Le CNRS signe l’accord de Heidelberg pour une recherche durable
En octobre 2024, à la suite d’un workshop à Heidelberg, en Allemagne, le CNRS a signé, aux côtés de plusieurs autres agences de financement et organismes de recherche européens, un accord historique en matière de coopération internationale pour une recherche durable.
Avec son paysage de carte postale le long du Neckar, la ville médiévale de Heidelberg, au sud du pays, fait partie des principaux sites touristiques outre-Rhin. Connue pour son université, la plus ancienne du pays (1386), l’ancienne capitale du palatinat du Rhin pourrait désormais être réputée pour l’accord historique en matière de transition environnementale de la recherche qui y fut signé cette année et publié au mois d’octobre.

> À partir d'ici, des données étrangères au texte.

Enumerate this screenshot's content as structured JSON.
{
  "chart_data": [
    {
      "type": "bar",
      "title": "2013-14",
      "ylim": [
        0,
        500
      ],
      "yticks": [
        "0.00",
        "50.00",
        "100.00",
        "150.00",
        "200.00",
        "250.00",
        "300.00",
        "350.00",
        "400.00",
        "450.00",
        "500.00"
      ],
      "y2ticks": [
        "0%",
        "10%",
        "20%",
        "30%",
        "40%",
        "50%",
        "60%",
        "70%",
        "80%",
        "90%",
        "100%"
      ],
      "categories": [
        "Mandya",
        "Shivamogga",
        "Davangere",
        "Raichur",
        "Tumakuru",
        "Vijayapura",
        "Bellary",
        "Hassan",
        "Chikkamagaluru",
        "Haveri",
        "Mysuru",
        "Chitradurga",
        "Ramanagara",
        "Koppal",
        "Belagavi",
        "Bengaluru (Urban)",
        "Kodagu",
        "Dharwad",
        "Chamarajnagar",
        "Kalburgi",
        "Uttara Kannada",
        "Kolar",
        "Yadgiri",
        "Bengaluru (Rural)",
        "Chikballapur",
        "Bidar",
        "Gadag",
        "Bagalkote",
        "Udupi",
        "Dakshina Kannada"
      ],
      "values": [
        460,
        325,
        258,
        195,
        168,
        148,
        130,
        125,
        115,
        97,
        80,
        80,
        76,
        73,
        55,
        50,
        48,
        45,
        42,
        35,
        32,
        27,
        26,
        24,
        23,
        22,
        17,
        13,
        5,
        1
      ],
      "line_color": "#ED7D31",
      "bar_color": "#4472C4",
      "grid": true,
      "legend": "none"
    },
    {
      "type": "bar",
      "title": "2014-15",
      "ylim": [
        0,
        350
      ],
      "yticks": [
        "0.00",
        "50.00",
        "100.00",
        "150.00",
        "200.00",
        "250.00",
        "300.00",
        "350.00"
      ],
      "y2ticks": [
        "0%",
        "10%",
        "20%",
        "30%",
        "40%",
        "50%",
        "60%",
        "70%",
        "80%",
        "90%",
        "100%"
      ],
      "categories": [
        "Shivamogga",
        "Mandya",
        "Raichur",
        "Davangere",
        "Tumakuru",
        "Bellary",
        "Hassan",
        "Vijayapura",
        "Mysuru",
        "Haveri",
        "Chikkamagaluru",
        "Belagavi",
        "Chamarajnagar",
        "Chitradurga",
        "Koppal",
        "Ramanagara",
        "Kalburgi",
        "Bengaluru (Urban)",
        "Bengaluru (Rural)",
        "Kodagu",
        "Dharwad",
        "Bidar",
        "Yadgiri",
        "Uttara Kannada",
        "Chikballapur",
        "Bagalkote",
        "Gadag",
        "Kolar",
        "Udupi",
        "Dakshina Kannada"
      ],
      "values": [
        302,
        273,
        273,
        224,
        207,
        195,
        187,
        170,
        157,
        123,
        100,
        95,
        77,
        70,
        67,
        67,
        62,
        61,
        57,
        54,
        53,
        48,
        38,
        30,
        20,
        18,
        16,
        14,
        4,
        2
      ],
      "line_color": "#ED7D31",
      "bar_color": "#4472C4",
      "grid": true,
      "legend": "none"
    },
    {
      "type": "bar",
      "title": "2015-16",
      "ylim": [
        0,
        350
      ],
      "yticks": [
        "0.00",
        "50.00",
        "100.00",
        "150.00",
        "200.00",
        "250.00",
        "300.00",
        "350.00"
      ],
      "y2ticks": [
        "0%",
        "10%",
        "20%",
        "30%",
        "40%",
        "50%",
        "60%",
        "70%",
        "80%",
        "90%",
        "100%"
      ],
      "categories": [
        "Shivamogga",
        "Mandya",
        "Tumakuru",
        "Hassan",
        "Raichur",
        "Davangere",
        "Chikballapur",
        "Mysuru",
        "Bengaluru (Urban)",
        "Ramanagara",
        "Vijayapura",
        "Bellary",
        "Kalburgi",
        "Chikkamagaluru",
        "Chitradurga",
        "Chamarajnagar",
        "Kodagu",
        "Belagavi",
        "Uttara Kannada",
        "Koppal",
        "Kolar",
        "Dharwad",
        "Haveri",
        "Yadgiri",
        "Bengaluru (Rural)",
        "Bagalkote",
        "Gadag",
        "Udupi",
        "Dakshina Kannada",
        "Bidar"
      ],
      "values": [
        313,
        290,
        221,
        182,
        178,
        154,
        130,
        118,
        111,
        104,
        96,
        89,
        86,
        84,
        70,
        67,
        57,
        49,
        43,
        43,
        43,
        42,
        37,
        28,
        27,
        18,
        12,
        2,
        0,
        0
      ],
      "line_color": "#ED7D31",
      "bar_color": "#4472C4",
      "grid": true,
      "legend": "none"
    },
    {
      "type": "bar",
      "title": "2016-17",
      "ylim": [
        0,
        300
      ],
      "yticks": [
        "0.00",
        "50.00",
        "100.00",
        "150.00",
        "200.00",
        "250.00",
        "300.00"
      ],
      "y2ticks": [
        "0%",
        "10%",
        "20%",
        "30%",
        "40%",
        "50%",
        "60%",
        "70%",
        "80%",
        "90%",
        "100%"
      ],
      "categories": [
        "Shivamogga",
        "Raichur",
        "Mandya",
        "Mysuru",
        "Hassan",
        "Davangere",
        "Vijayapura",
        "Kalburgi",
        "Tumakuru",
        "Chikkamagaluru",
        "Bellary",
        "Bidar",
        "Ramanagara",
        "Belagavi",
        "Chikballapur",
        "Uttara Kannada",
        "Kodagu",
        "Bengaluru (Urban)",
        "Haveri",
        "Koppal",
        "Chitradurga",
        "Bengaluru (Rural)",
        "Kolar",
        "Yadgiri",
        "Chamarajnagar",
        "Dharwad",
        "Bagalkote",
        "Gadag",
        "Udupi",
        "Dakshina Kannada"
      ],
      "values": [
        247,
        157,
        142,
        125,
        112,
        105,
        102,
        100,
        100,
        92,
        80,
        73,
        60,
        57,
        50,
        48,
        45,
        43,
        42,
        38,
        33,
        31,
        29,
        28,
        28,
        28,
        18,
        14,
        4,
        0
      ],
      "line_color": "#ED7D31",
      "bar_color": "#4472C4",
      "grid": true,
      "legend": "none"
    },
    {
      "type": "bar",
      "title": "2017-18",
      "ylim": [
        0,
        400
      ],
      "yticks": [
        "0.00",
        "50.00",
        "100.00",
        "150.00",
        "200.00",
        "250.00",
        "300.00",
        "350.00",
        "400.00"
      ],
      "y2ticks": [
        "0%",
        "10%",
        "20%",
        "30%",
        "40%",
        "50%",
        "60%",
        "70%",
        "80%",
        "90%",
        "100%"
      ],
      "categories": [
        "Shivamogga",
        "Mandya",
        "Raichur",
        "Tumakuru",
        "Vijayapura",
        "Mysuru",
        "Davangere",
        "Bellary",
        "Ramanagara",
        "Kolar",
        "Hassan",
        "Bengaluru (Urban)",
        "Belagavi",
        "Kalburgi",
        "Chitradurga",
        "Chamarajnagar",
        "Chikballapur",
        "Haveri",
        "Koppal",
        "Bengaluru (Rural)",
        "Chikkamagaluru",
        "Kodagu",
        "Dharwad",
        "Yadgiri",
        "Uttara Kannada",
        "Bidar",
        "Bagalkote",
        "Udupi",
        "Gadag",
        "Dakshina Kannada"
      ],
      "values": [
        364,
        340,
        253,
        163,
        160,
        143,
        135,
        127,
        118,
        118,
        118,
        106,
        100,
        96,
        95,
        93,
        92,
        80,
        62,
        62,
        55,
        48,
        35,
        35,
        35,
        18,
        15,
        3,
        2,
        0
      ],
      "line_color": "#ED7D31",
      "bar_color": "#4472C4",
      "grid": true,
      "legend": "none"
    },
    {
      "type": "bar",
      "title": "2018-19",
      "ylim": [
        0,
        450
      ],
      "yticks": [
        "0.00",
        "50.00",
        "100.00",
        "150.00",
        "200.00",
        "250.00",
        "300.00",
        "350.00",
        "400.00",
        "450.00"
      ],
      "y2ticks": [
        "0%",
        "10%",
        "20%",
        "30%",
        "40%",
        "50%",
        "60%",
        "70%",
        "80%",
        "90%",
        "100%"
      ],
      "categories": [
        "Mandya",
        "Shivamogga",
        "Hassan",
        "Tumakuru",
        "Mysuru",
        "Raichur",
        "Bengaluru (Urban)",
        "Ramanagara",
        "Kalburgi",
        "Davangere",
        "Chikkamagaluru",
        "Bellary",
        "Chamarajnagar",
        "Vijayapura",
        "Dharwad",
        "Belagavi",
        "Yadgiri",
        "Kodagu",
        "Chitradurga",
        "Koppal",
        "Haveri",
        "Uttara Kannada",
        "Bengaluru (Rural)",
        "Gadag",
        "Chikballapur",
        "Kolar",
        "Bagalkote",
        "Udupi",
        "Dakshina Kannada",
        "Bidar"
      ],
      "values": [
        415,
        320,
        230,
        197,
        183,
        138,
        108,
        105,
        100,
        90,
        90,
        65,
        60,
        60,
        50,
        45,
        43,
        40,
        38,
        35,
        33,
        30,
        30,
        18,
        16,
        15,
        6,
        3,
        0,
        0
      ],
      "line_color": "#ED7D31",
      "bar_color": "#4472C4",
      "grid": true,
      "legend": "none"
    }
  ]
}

Coopérer à l’échelon européen
En effet, à l’initiative de l’Organisation européenne de biologie moléculaire (EMBO), principal organisme européen de recherche en biologie qui siège à Heidelberg, une quinzaine d’agences de financement et d’organismes de recherche européens se sont réunis en mai dernier pour définir les bases d’une coopération internationale en matière de transition environnementale. L’EMBO s’est engagée à implanter la transition environnementale dans ses propres activités et la valorisation de pratiques de recherche durables. Preuve en est le premier « Lab sustainability award ». Toutefois, un tel changement systémique requiert une coopération de l’ensemble des acteurs de la recherche. « C’est pourquoi l’EMBO a fait le choix de promouvoir la collaboration internationale en faveur de la durabilité », soutient Philipp Weber, son responsable de la durabilité, « et encourage les agences de financement à soutenir activement la durabilité dans la recherche ».
Il en va de même sur la rive suisse du lac Léman. L’École polytechnique fédérale de Lausanne (EPFL) a beau puiser l’essentiel de son énergie du grand lac alpin depuis 1978, avoir supprimé toute utilisation du mazout dans ses locaux en 2022 et s’être dotée d’un atelier de maintenance des équipements scientifiques pour prolonger considérablement leur durée de vie, sa vice-présidente pour la transformation responsable, Gisou van der Goot, n’en démord pas : « Ce n’est que par les agences de financement de la recherche que nous allons toucher au cœur de la recherche ». À ses yeux, si l’accord de Heidelberg est « crucial », c’est en raison de l’effet d’entraînement qu’il peut générer au niveau européen. « Si une institution de recherche fait la transition environnementale toute seule dans son coin, elle risque de perdre en compétitivité au niveau international. Il lui faut nécessairement coopérer à d’autres échelons », assure-t-elle. Stéphane Guillot, délégué à la transition environnementale et aux risques du CNRS et représentant du premier organisme de recherche français au workshop, la rejoint sur ce point : « Il faut fournir une grille d’éligibilité environnementale qui soit commune à l’ensemble des partenaires de la recherche européenne afin que personne ne soit pénalisé dans le montage de ses projets ».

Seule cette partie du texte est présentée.